Okay, erstmal sorry, daß ich so lange zum Lesen gebraucht habe. Bin die letzten Tage einfach nicht dazu gekommen. - Und ich hab was verpasst, wie ich nun feststellen musste ^^
Gott, Phobos wird immer genialer, ich mag ihn immer mehr. Allerdings hatte ich ihn mir nicht so groß vorgestellt. Ich hab ihn mir so 1,65m oder 1,70m vorgestellt, aber in dem Kapitel klang er wie 2 Meter.

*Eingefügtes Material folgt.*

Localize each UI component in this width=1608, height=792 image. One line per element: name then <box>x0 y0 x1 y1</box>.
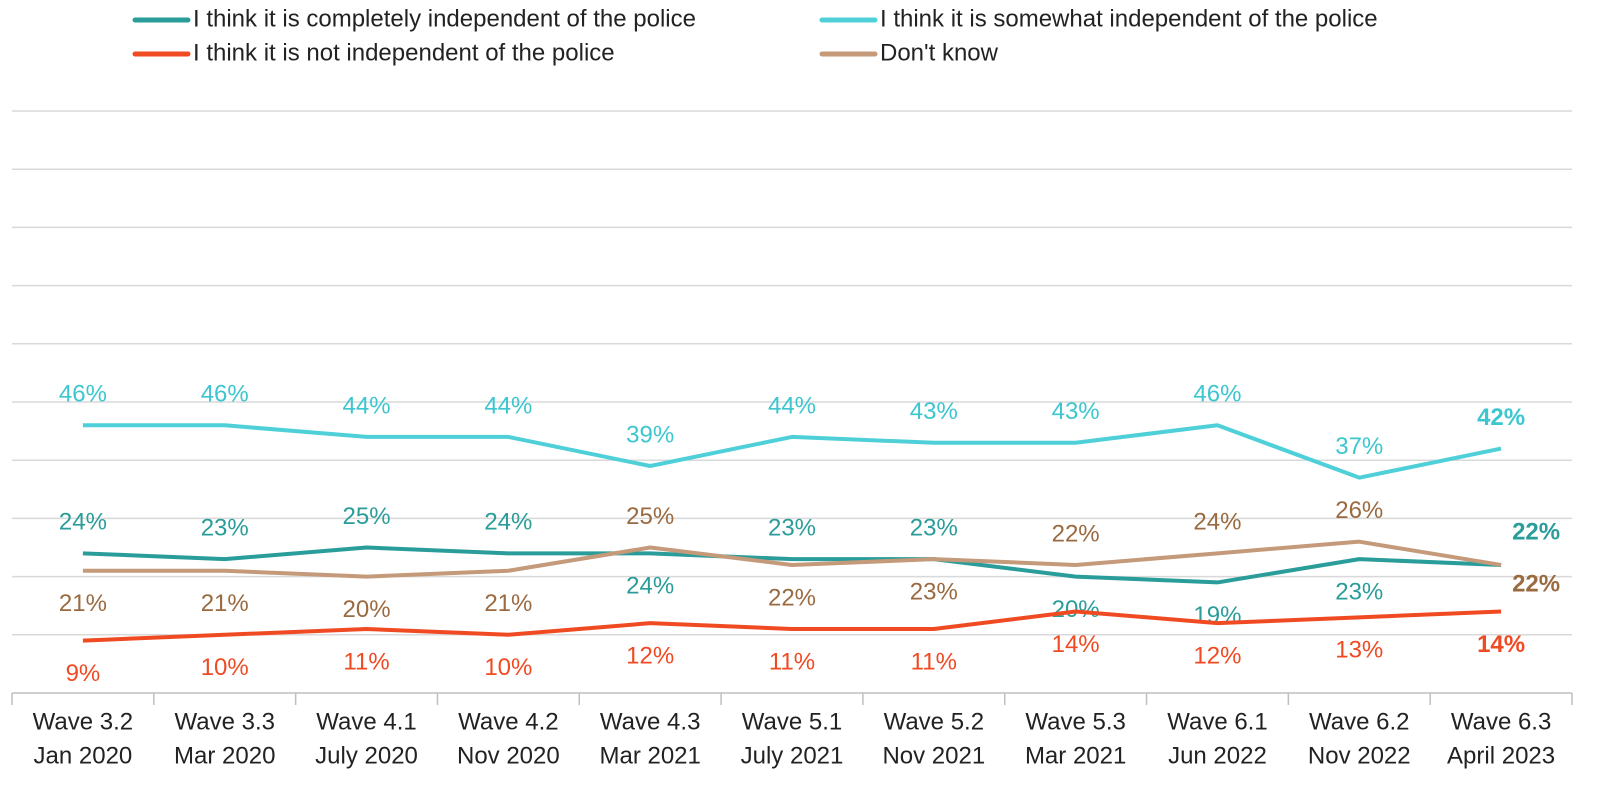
legend-label: I think it is not independent of the pol… <box>193 39 615 66</box>
data-label: 24% <box>626 573 674 600</box>
data-label: 13% <box>1335 637 1383 664</box>
data-label: 22% <box>1512 570 1560 597</box>
x-tick-label: April 2023 <box>1447 742 1555 769</box>
data-label: 39% <box>626 421 674 448</box>
data-label: 46% <box>1193 381 1241 408</box>
data-label: 46% <box>59 381 107 408</box>
x-tick-label: Wave 5.1 <box>742 708 843 735</box>
series-line <box>82 423 1502 480</box>
data-label: 23% <box>201 514 249 541</box>
data-label: 44% <box>343 392 391 419</box>
data-label: 22% <box>1052 520 1100 547</box>
data-label: 26% <box>1335 497 1383 524</box>
data-label: 11% <box>769 648 815 675</box>
data-label: 46% <box>201 381 249 408</box>
data-label: 22% <box>768 584 816 611</box>
data-label: 22% <box>1512 518 1560 545</box>
data-label: 23% <box>768 514 816 541</box>
x-tick-label: Wave 4.1 <box>316 708 417 735</box>
data-label: 12% <box>626 643 674 670</box>
data-label: 37% <box>1335 433 1383 460</box>
data-label: 21% <box>59 590 107 617</box>
data-label: 11% <box>343 648 389 675</box>
data-label: 25% <box>343 503 391 530</box>
legend-label: Don't know <box>880 39 999 66</box>
x-tick-label: July 2021 <box>741 742 844 769</box>
data-label: 10% <box>201 654 249 681</box>
series-line <box>82 545 1502 585</box>
data-label: 20% <box>343 596 391 623</box>
data-label: 42% <box>1477 404 1525 431</box>
x-tick-label: July 2020 <box>315 742 418 769</box>
x-tick-label: Wave 5.2 <box>884 708 985 735</box>
data-label: 23% <box>910 514 958 541</box>
data-label: 20% <box>1052 596 1100 623</box>
x-tick-label: Nov 2022 <box>1308 742 1411 769</box>
x-tick-label: Jun 2022 <box>1168 742 1267 769</box>
legend-label: I think it is completely independent of … <box>193 5 696 32</box>
x-tick-label: Mar 2021 <box>1025 742 1126 769</box>
x-tick-label: Wave 4.2 <box>458 708 559 735</box>
data-label: 24% <box>59 509 107 536</box>
data-label: 11% <box>911 648 957 675</box>
x-tick-label: Wave 5.3 <box>1025 708 1126 735</box>
data-label: 43% <box>1052 398 1100 425</box>
data-label: 14% <box>1052 631 1100 658</box>
data-label: 23% <box>910 578 958 605</box>
data-label: 23% <box>1335 578 1383 605</box>
x-tick-label: Mar 2020 <box>174 742 275 769</box>
x-tick-label: Wave 6.2 <box>1309 708 1410 735</box>
x-tick-label: Wave 6.1 <box>1167 708 1268 735</box>
data-label: 43% <box>910 398 958 425</box>
x-tick-label: Wave 3.3 <box>174 708 275 735</box>
x-tick-label: Jan 2020 <box>34 742 133 769</box>
x-tick-label: Wave 3.2 <box>33 708 134 735</box>
data-label: 44% <box>768 392 816 419</box>
data-label: 24% <box>1193 509 1241 536</box>
series-line <box>82 609 1502 643</box>
x-tick-label: Wave 4.3 <box>600 708 701 735</box>
data-label: 21% <box>201 590 249 617</box>
data-label: 10% <box>484 654 532 681</box>
x-tick-label: Nov 2020 <box>457 742 560 769</box>
series-line <box>82 539 1502 579</box>
data-label: 12% <box>1193 643 1241 670</box>
x-tick-label: Nov 2021 <box>882 742 985 769</box>
data-label: 25% <box>626 503 674 530</box>
data-label: 21% <box>484 590 532 617</box>
legend-label: I think it is somewhat independent of th… <box>880 5 1378 32</box>
data-label: 9% <box>66 660 101 687</box>
data-label: 44% <box>484 392 532 419</box>
x-tick-label: Wave 6.3 <box>1451 708 1552 735</box>
data-label: 14% <box>1477 631 1525 658</box>
data-label: 24% <box>484 509 532 536</box>
x-tick-label: Mar 2021 <box>599 742 700 769</box>
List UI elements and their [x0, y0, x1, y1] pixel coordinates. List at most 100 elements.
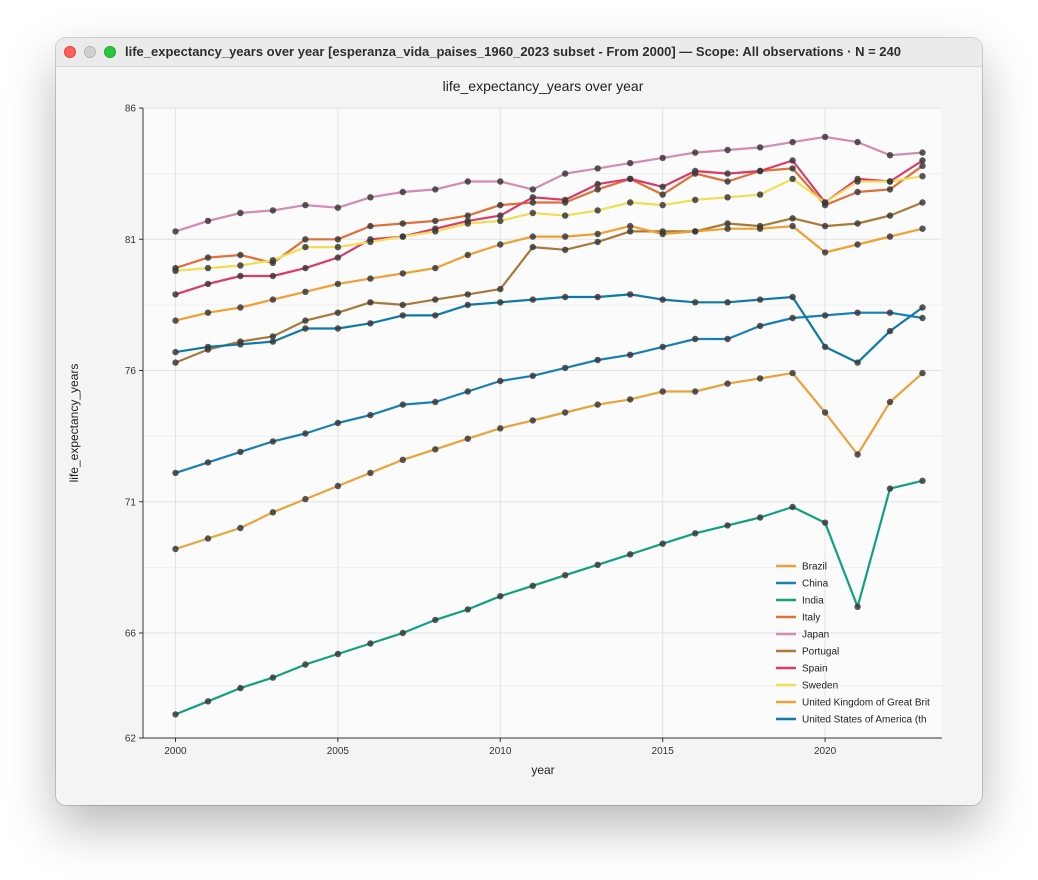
data-point [659, 388, 666, 395]
data-point [367, 275, 374, 282]
data-point [237, 524, 244, 532]
data-point [172, 317, 179, 324]
data-point [497, 212, 504, 219]
data-point [821, 312, 829, 319]
data-point [302, 243, 309, 251]
close-window-button[interactable] [64, 46, 76, 58]
data-point [172, 711, 179, 718]
series-lines [175, 135, 924, 716]
data-point [659, 230, 666, 238]
legend-label: United States of America (th [802, 715, 927, 726]
data-point [724, 225, 731, 232]
data-point [269, 338, 277, 345]
series-line [175, 311, 923, 474]
data-point [529, 243, 536, 251]
data-point [399, 401, 406, 408]
data-point [627, 175, 634, 183]
data-point [432, 446, 439, 453]
data-point [497, 285, 504, 293]
data-point [302, 317, 309, 324]
data-point [237, 304, 244, 311]
grid [143, 107, 942, 739]
data-point [432, 264, 439, 272]
data-point [529, 296, 536, 303]
window-title: life_expectancy_years over year [esperan… [125, 44, 901, 59]
data-point [367, 640, 374, 647]
data-point [529, 186, 536, 193]
legend-label: Italy [802, 613, 820, 624]
data-point [627, 222, 634, 230]
data-point [789, 175, 796, 183]
maximize-window-button[interactable] [104, 46, 116, 58]
data-point [692, 530, 699, 537]
data-point [594, 186, 601, 193]
data-point [692, 149, 699, 156]
data-point [919, 173, 926, 180]
data-point [367, 411, 374, 419]
data-point [464, 220, 471, 227]
data-point [789, 215, 796, 222]
data-point [399, 301, 406, 309]
data-point [724, 178, 731, 185]
data-point [334, 325, 342, 332]
data-point [821, 409, 829, 416]
data-point [627, 396, 634, 403]
data-point [724, 380, 731, 387]
data-point [659, 183, 666, 190]
data-point [789, 222, 796, 230]
data-point [302, 495, 309, 503]
data-point [464, 212, 471, 219]
data-point [497, 178, 504, 185]
data-point [724, 522, 731, 529]
data-point [367, 469, 374, 477]
data-point [269, 333, 277, 340]
data-point [172, 348, 179, 356]
data-point [367, 320, 374, 327]
data-point [692, 167, 699, 175]
data-point [854, 241, 861, 248]
legend: Brazil China India Italy Japan Portugal Spain S… [776, 562, 930, 726]
data-point [821, 249, 829, 256]
data-point [562, 170, 569, 177]
chart-panel: 62 66 71 76 81 86 2000 2005 2010 2015 2020 life_e… [56, 67, 982, 805]
data-point [497, 201, 504, 209]
data-point [692, 335, 699, 343]
data-point [659, 154, 666, 162]
data-point [302, 201, 309, 209]
data-point [204, 535, 212, 542]
series-line [175, 201, 923, 364]
y-axis-ticks: 62 66 71 76 81 86 [125, 104, 143, 745]
data-point [886, 186, 894, 193]
data-point [464, 435, 471, 442]
data-point [367, 222, 374, 230]
data-point [399, 220, 406, 227]
data-point [854, 178, 861, 185]
data-point [562, 196, 569, 204]
data-point [724, 299, 731, 306]
data-point [627, 291, 634, 298]
minimize-window-button[interactable] [84, 46, 96, 58]
data-point [464, 388, 471, 395]
legend-label: China [802, 579, 829, 590]
data-point [464, 606, 471, 613]
data-point [529, 194, 536, 201]
data-point [659, 296, 666, 303]
data-point [172, 267, 179, 274]
data-point [302, 661, 309, 668]
data-point [692, 196, 699, 204]
data-point [497, 299, 504, 306]
data-point [269, 272, 277, 280]
data-point [886, 178, 894, 185]
data-point [562, 293, 569, 301]
data-point [237, 272, 244, 280]
data-point [724, 170, 731, 177]
chart-title: life_expectancy_years over year [443, 78, 644, 94]
legend-label: Brazil [802, 562, 827, 573]
data-point [562, 233, 569, 240]
data-point [464, 291, 471, 298]
data-point [399, 188, 406, 196]
data-point [724, 146, 731, 154]
data-point [269, 207, 277, 214]
series-points [172, 133, 926, 718]
y-tick-label: 66 [125, 629, 137, 640]
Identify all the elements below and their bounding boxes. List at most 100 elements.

Bei Aygül weis ich immer noch nicht, was ich von ihr halten soll. Manchmal kommt sie mir direkt cool vor, aber dann kommen immer wieder so Andeutungen, daß sie doch nicht ganz koscher ist. Naja, das verfolge ich weiter. ^^ - Und die will jetzt Hepzibah unterrichten? Ach so, darf ich aus der Story eigentlich schließen, daß Hepzibah einen anderen Vater hat als Liam? Das wäre ja auch ein interessanter Ansatzpunkt für weitere Fragen. Wer weis, was ihr leiblicher Vater dann für einer ist, und was der so auf dem Kerbholz hat. ^^
Layla hat ihr Element ja inzwischen gut unter Kontrolle. Die Szene mit der Figur in der Wasserschüssel fand ich schön.
Unterm Strich bin ich jetzt jedenfalls gespannt, was es mit dem ominösen Erlass auf sich hat, bzw. was genau die damit eigentlich erreichen wollen. Als hätten die Ärmsten mit dem Dullahan und allem noch nicht genug Sorgen.